Una data a dir poco imbarazzante per la Cina. La scintilla che accese la rivolta, furono i funerali di Hu Yaobang, ex segretario del partito licenziato per aver appoggiato le rivolte studentesche e una delle menti più aperte e riformiste dell’epoca. Migliaia di studenti, operai ed intellettuali si radunarono, dopo giorni di scioperi della fame e proteste in piazza Tienanmen per chiedere tre cose: democrazia, libertà, rispetto dei diritti umani. La risposta del governo fu durissima, Deng Xiaoping, decise di dichiarare la legge marziale e reprimere con le armi le manifestazioni. Chi c’era, ha ancora negli occhi l’immagine che fece il giro del mondo e che diventò simbolo di quella rivolta. Un giovane studente, poi soprannominato “Tank man” fotografato davanti ad una fila di carri armati nel tentativo di sbarrarne la strada. Un gesto commovente e straordinario.
Qualcuno identificò il ragazzo come Wang Weilin, ma la sua identità non è mai stata certa. Certo è, invece, il bagno di sangue che la rivolta provocò. Centinaia, forse migliaia le vittime. Non si è mai avuto un bilancio attendibile, non è mai stata fatta chiarezza, anzi, le autorità hanno sempre sostenuto che le vittime fossero tutti membri delle forze di polizia, brutalmente ammazzati dai rivoltosi.
Io personalmente ne ho avute le prove. Due anni dopo i fatti di Tienanmen, ebbi occasione di recarmi in Cina. Ho ancora vivo il ricordo degli studenti che incontrai e con i quali ebbi modo di parlare. Mi domandarono se noi occidentali, eravamo al corrente di quello che era accaduto. Di fronte ai miei racconti sulle manifestazioni di protesta avvenute in tutto il mondo, sugli scioperi della fame indetti dai movimenti pacifisti, sull’embargo contro la Cina, rimasero sbalorditi. A loro era stata raccontata tutt’altra storia. Ricordo che uno di loro mi disse che non sarebbe finita lì, che c’era ancora grande fermento e volontà di liberarsi dalle millenarie regole della subordinazione e della tirannia.
Quando fui all’aeroporto, in attesa del volo di ritorno, trovai tra gli scaffali dell’unica libreria un libro in inglese che illustrava scrupolosamente i fatti: immagini di studenti urlanti mescolate ai ritratti dei pochi agenti delle forze dell’ordine lievemente feriti e ripresi in tutte le angolazioni possibili e per finire qualche fotografia di donna che, sorridente, offriva cibo o sigarette alle forze dell’ordine con la frase conclusiva: la pace ritorna.
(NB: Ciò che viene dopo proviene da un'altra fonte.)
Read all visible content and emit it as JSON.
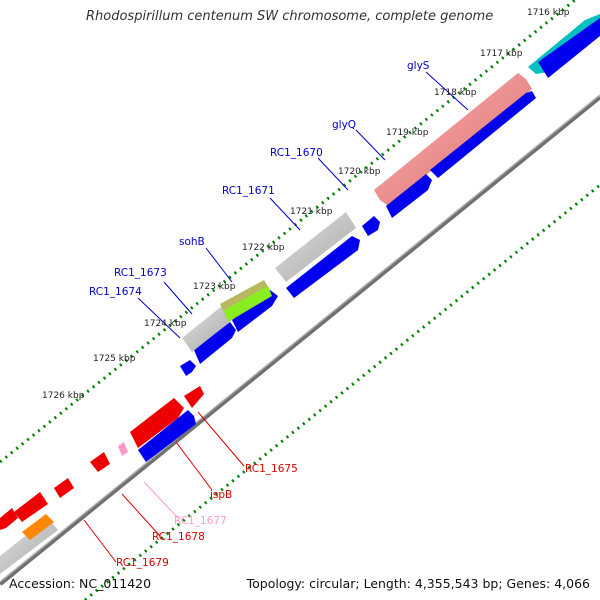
{
  "title": "Rhodospirillum centenum SW chromosome, complete genome",
  "footer": {
    "accession": "Accession: NC_011420",
    "summary": "Topology: circular; Length: 4,355,543 bp; Genes: 4,066"
  },
  "ruler": {
    "unit": "kbp",
    "ticks": [
      "1716 kbp",
      "1717 kbp",
      "1718 kbp",
      "1719 kbp",
      "1720 kbp",
      "1721 kbp",
      "1722 kbp",
      "1723 kbp",
      "1724 kbp",
      "1725 kbp",
      "1726 kbp"
    ]
  },
  "colors": {
    "backbone": "#888888",
    "cds_forward": "#0000ee",
    "gene_reverse": "#ee0000",
    "rrna": "#f08080",
    "trna": "#00c0c0",
    "misc": "#b4b4b4",
    "ticks": "#008000",
    "label_forward": "#0000cc",
    "label_reverse": "#dd0000",
    "label_pink": "#ff99cc"
  },
  "genes": [
    {
      "name": "glyS",
      "strand": "+"
    },
    {
      "name": "glyQ",
      "strand": "+"
    },
    {
      "name": "RC1_1670",
      "strand": "+"
    },
    {
      "name": "RC1_1671",
      "strand": "+"
    },
    {
      "name": "sohB",
      "strand": "+"
    },
    {
      "name": "RC1_1673",
      "strand": "+"
    },
    {
      "name": "RC1_1674",
      "strand": "+"
    },
    {
      "name": "RC1_1675",
      "strand": "-"
    },
    {
      "name": "ispB",
      "strand": "-"
    },
    {
      "name": "RC1_1677",
      "strand": "-"
    },
    {
      "name": "RC1_1678",
      "strand": "-"
    },
    {
      "name": "RC1_1679",
      "strand": "-"
    }
  ]
}
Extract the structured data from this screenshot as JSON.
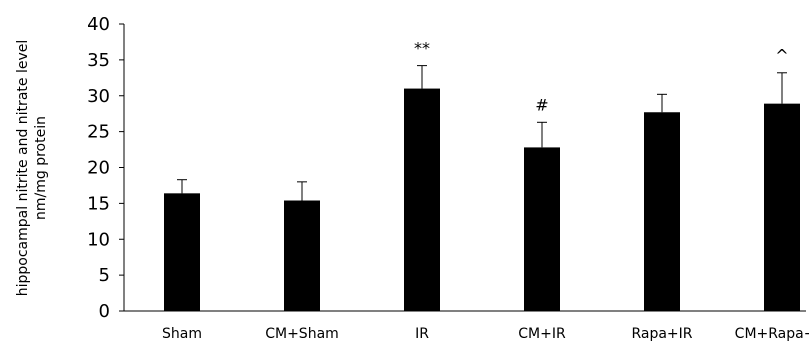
{
  "chart_data": {
    "type": "bar",
    "title": "",
    "ylabel_lines": [
      "hippocampal nitrite and nitrate level",
      "nm/mg protein"
    ],
    "xlabel": "",
    "categories": [
      "Sham",
      "CM+Sham",
      "IR",
      "CM+IR",
      "Rapa+IR",
      "CM+Rapa+IR"
    ],
    "values": [
      16.4,
      15.4,
      31.0,
      22.8,
      27.7,
      28.9
    ],
    "errors": [
      1.9,
      2.6,
      3.2,
      3.5,
      2.5,
      4.3
    ],
    "annotations": [
      "",
      "",
      "**",
      "#",
      "",
      "^"
    ],
    "ylim": [
      0,
      40
    ],
    "yticks": [
      0,
      5,
      10,
      15,
      20,
      25,
      30,
      35,
      40
    ],
    "grid": false,
    "bar_color": "#000000",
    "axis_color": "#000000"
  }
}
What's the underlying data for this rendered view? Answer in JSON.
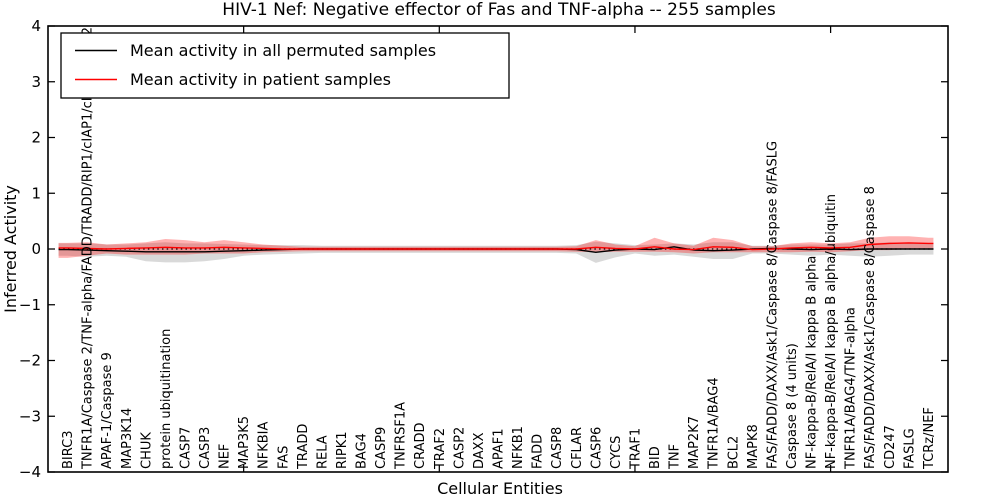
{
  "chart_data": {
    "type": "line",
    "title": "HIV-1 Nef: Negative effector of Fas and TNF-alpha -- 255 samples",
    "xlabel": "Cellular Entities",
    "ylabel": "Inferred Activity",
    "ylim": [
      -4,
      4
    ],
    "yticks": [
      -4,
      -3,
      -2,
      -1,
      0,
      1,
      2,
      3,
      4
    ],
    "ytick_labels": [
      "−4",
      "−3",
      "−2",
      "−1",
      "0",
      "1",
      "2",
      "3",
      "4"
    ],
    "x_inner_ticks": [
      10,
      20,
      30,
      40
    ],
    "grid": false,
    "legend_position": "upper left",
    "background": "#ffffff",
    "zero_line": {
      "y": 0,
      "style": "dotted",
      "color": "#000000"
    },
    "categories": [
      "BIRC3",
      "TNFR1A/Caspase 2/TNF-alpha/FADD/TRADD/RIP1/cIAP1/cIAP2/TRAF2",
      "APAF-1/Caspase 9",
      "MAP3K14",
      "CHUK",
      "protein ubiquitination",
      "CASP7",
      "CASP3",
      "NEF",
      "MAP3K5",
      "NFKBIA",
      "FAS",
      "TRADD",
      "RELA",
      "RIPK1",
      "BAG4",
      "CASP9",
      "TNFRSF1A",
      "CRADD",
      "TRAF2",
      "CASP2",
      "DAXX",
      "APAF1",
      "NFKB1",
      "FADD",
      "CASP8",
      "CFLAR",
      "CASP6",
      "CYCS",
      "TRAF1",
      "BID",
      "TNF",
      "MAP2K7",
      "TNFR1A/BAG4",
      "BCL2",
      "MAPK8",
      "FAS/FADD/DAXX/Ask1/Caspase 8/Caspase 8/FASLG",
      "Caspase 8 (4 units)",
      "NF-kappa-B/RelA/I kappa B alpha",
      "NF-kappa-B/RelA/I kappa B alpha/ubiquitin",
      "TNFR1A/BAG4/TNF-alpha",
      "FAS/FADD/DAXX/Ask1/Caspase 8/Caspase 8",
      "CD247",
      "FASLG",
      "TCRz/NEF"
    ],
    "series": [
      {
        "name": "Mean activity in all permuted samples",
        "color": "#000000",
        "band_color": "rgba(160,160,160,0.40)",
        "values": [
          -0.01,
          -0.02,
          -0.03,
          -0.04,
          -0.05,
          -0.05,
          -0.05,
          -0.05,
          -0.04,
          -0.03,
          -0.02,
          -0.01,
          0,
          0,
          0,
          0,
          0,
          0,
          0,
          0,
          0,
          0,
          0,
          0,
          0,
          0,
          -0.01,
          -0.06,
          -0.02,
          0,
          -0.01,
          0.04,
          -0.02,
          -0.03,
          -0.02,
          0,
          0.01,
          0,
          -0.01,
          0,
          -0.01,
          0,
          0,
          0,
          0
        ],
        "band_hi": [
          0.1,
          0.1,
          0.08,
          0.08,
          0.1,
          0.12,
          0.1,
          0.1,
          0.09,
          0.08,
          0.07,
          0.07,
          0.07,
          0.06,
          0.06,
          0.06,
          0.06,
          0.06,
          0.06,
          0.06,
          0.06,
          0.06,
          0.06,
          0.06,
          0.06,
          0.06,
          0.07,
          0.13,
          0.1,
          0.07,
          0.08,
          0.1,
          0.08,
          0.12,
          0.12,
          0.06,
          0.06,
          0.08,
          0.08,
          0.08,
          0.1,
          0.1,
          0.12,
          0.1,
          0.1
        ],
        "band_lo": [
          -0.12,
          -0.14,
          -0.12,
          -0.14,
          -0.22,
          -0.24,
          -0.24,
          -0.22,
          -0.18,
          -0.12,
          -0.1,
          -0.09,
          -0.08,
          -0.07,
          -0.07,
          -0.07,
          -0.07,
          -0.07,
          -0.07,
          -0.07,
          -0.07,
          -0.07,
          -0.07,
          -0.07,
          -0.07,
          -0.07,
          -0.08,
          -0.25,
          -0.15,
          -0.08,
          -0.12,
          -0.1,
          -0.14,
          -0.18,
          -0.18,
          -0.08,
          -0.08,
          -0.1,
          -0.12,
          -0.1,
          -0.12,
          -0.14,
          -0.12,
          -0.1,
          -0.1
        ]
      },
      {
        "name": "Mean activity in patient samples",
        "color": "#ff0000",
        "band_color": "rgba(255,0,0,0.30)",
        "values": [
          0.02,
          0.01,
          0,
          0.01,
          0.02,
          0.03,
          0.02,
          0.02,
          0.03,
          0.02,
          0.01,
          0,
          0,
          0,
          0,
          0,
          0,
          0,
          0,
          0,
          0,
          0,
          0,
          0,
          0,
          0,
          0,
          0.03,
          0.01,
          0,
          0.04,
          0,
          -0.01,
          0.04,
          0.03,
          -0.01,
          0,
          0.02,
          0.03,
          0.02,
          0.03,
          0.08,
          0.1,
          0.11,
          0.1
        ],
        "band_hi": [
          0.11,
          0.12,
          0.08,
          0.1,
          0.12,
          0.18,
          0.16,
          0.12,
          0.16,
          0.12,
          0.08,
          0.06,
          0.04,
          0.04,
          0.04,
          0.04,
          0.04,
          0.04,
          0.04,
          0.04,
          0.04,
          0.04,
          0.04,
          0.04,
          0.04,
          0.04,
          0.05,
          0.16,
          0.08,
          0.05,
          0.2,
          0.1,
          0.06,
          0.2,
          0.16,
          0.05,
          0.05,
          0.1,
          0.12,
          0.1,
          0.12,
          0.2,
          0.23,
          0.23,
          0.2
        ],
        "band_lo": [
          -0.16,
          -0.12,
          -0.08,
          -0.1,
          -0.1,
          -0.1,
          -0.1,
          -0.08,
          -0.08,
          -0.08,
          -0.06,
          -0.05,
          -0.04,
          -0.04,
          -0.04,
          -0.04,
          -0.04,
          -0.04,
          -0.04,
          -0.04,
          -0.04,
          -0.04,
          -0.04,
          -0.04,
          -0.04,
          -0.04,
          -0.05,
          -0.06,
          -0.05,
          -0.05,
          -0.05,
          -0.06,
          -0.08,
          -0.06,
          -0.06,
          -0.06,
          -0.06,
          -0.06,
          -0.05,
          -0.06,
          -0.04,
          -0.02,
          -0.02,
          0.0,
          0.01
        ]
      }
    ]
  }
}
Un libro che il regime aveva accortamente redatto per negare qualsiasi evidenza, e proposto, oltre che alla popolazione, anche a qualche turista sbadato e sicuramente poco informato.
Negli ultimi anni, nonostante l’incredibile sviluppo economico della Cina, la situazione dei diritti umani non sembra essere molto migliorata. Le notizie di questi giorni parlano di numerosi arresti, tutti legati al tentativo di impedire le commemorazioni del 25° anniversario di Tienanmen. Si parla di Pu Zhiqiang, l’avvocato per i diritti umani che aveva partecipato ad un convegno dedicato ai familiari delle vittime del massacro, di due studiosi, Hao Jian e Xu Youyu e della giornalista Gao Yua.
Il pretesto delle eccezionali misure di sicurezza prese dal governo è giustificato con la possibilità di attentati. Pare che anche il Foreign Correspondent Club of China abbia denunciato intimidazioni subite dai giornalisti stranieri e dai loro collaboratori. Amnesty International ci informa, attraverso le dichiarazioni lapidarie di Salil Shetty, segretario generale, che “il presidente Xi Jinping , ha preferito la repressione alle riforme. L’obiettivo è sempre lo stesso: cancellare dalla memoria gli eventi del giugno 1989”. E pare che il Governo cinese ci riesca benissimo.
Da un sondaggio del l’AFP, (Agence France-Presse) alla domanda rivolta ad uno studente dell’Università di Pechino, su cosa sapesse degli avvenimenti del 4 giugno 1989, la risposta è stata: “non so di cosa stai parlando”. Ad eccezione delle “madri di Tienanmen”, che c’erano, e di quelli che hanno visto, la maggior parte della popolazione, soprattutto giovane, è stata ed è tenuta all’oscuro dei fatti. Siamo nel pieno inverno della memoria.